Because the course project requires the use of CNKI crawler, I found CyrusRenty's CNKI-download warehouse after searching on GitHub, but after cloning it, I found that it was not usable, so I modified it. Except for downloading documents and verification code functions, the rest Functional testing is available.
Because only accessing the campus network cannot make Zhiwang identify the school (it needs to go through another school's VPN), I cannot use o(╥﹏╥)o to download the document function, so I cannot modify it. I have not encountered verification codes. Trying to ensure sufficient interval when crawling each page should be able to avoid this problem.
PS: For issues such as NoneType, I ignored them with a crude try catch. Therefore, if you see that there is no data in a certain row of Excel in the Excel row after the crawling is completed, just delete it as noise ~ If you urgently need all the complete fields, File an issue and I'll see if I can help.
PS: Sometimes the following error may be reported when running the crawler:
In this case, please turn off the global proxy VPN, enter the CNKI address in the browser to see if you can enter normally, and then try to run the program again and again.
If you have any questions about this project, you can raise an issue directly. I hope I can help you to the best of my ability! If you have better code to incorporate, Feichang welcomes PR!
The following content is taken from the original author, and I pay tribute to the original author∠(°ゝ°)
The project is a crawler implemented based on Python3 to crawl CNKI data. It can be searched according to CNKI advanced search and provides detailed information crawling functions such as basic document information, document downloads, and document abstracts.

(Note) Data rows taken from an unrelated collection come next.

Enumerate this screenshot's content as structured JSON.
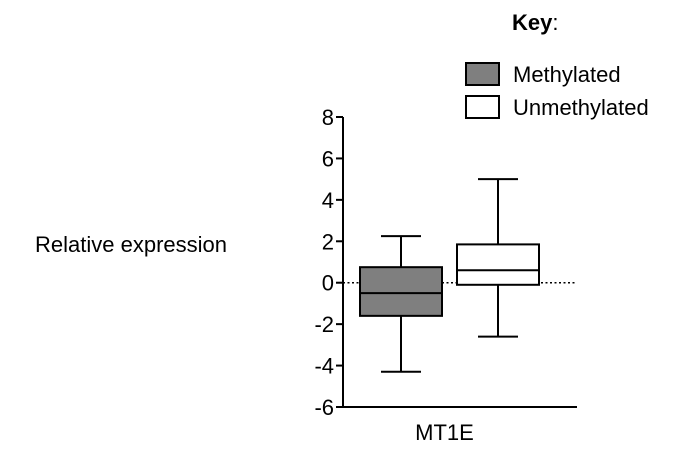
{
  "chart_data": {
    "type": "box",
    "key_title": "Key",
    "key_colon": ":",
    "ylabel": "Relative expression",
    "xlabel": "",
    "categories": [
      "MT1E"
    ],
    "ylim": [
      -6,
      8
    ],
    "yticks": [
      8,
      6,
      4,
      2,
      0,
      -2,
      -4,
      -6
    ],
    "reference_line": {
      "y": 0,
      "style": "dotted"
    },
    "series": [
      {
        "name": "Methylated",
        "fill": "#7f7f7f",
        "min": -4.3,
        "q1": -1.6,
        "median": -0.5,
        "q3": 0.75,
        "max": 2.25
      },
      {
        "name": "Unmethylated",
        "fill": "#ffffff",
        "min": -2.6,
        "q1": -0.1,
        "median": 0.6,
        "q3": 1.85,
        "max": 5.0
      }
    ]
  }
}
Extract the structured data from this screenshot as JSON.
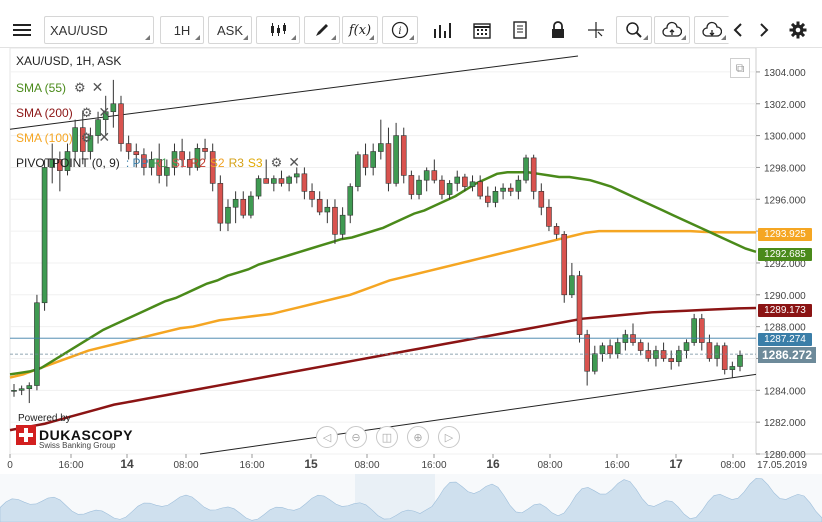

The implementation process can be viewed on my blog
The program runs as follows:
The detailed information excel table is as follows:
Download caj as follows:
Capturing data by sending parsing packets has slightly higher performance than using selenium and other methods.
You can use CNKI’s advanced search function to search and retrieve documents more efficiently.
The function of capturing detailed information and downloading caj documents can be selectively turned on according to the anti-crawler situation of the network and CNKI.
Use excel tables to quickly view the required literature abstracts and other information. You can selectively download according to the download links provided by excel to prevent the CNKI network from being reversely crawled due to excessive downloading.
tesserocr
is used in the verification code processing part, but the verification effect is not very good at present, so manual identification of verification codes is enabled by default.If
tesseract
is not installed locally, you can install it first and then executepip install tesserocr
. Or comment out lines 15, 63, and 64 of theCrackVerifyCode.py
file and then execute the installation command.
pip install -r requirements.txt
# Config.ini is the project configuration file # 0 is closed 1 is open isDownloadFile = 1 # Whether to download the file isCrackCode=0 # Whether to automatically recognize the verification code isDetailPage=0 # Whether to save the document details to excelisDownLoadLink # Whether to save the download link in excel stepWaitTime=5 # Pause time for each download and crawl details page
It is recommended not to open the download and crawl details pages at the same time, and the pause time should not be less than 3 seconds.
python run-spider.py
After the crawler is finished running, all data will be saved in the data folder. The old data folder will be automatically deleted every time the program is re-run.
CNKI_download -- data 存放所有爬取数据 -- CAJs 存放所有下载的caj原文 -- xxxxxxx.caj -- xxxxxxx.caj -- Links.txt 所有爬取文献的下载链接 -- ReferenceList.txt 爬取文献简要信息 -- Reference_detail.xls 文献详细信息excel表
The premise for the project to run is that the computer can access CNKI through IP and download it (most schools have purchased databases). When I was about to finish writing, I found that there is still a jump interface, and public network access will be added in the future.
If "access denied by the remote host" appears, you can appropriately lengthen the pause time for each session.
If you run it once, remember to close all the files in the data folder before running it again, otherwise an error may be reported because the data folder cannot be deleted.
If you only crawl information without downloading it, you may repeatedly enter the verification code (even if it is entered correctly) after running about 1,000 documents. It’s not yet known what the reason is
Complete other unimplemented functionality for advanced searches.
Add the specified start crawling page information to crawl again from the last error.
Add a public network jump to the CNKI interface to ensure that users who cannot log in via IP can still use this crawler.
Create a proxy pool to implement proxy IP access based on public network jumps, reducing the number of IP addresses blocked by CNKI and the number of verification code inputs.
Write program implementation and analysis process records.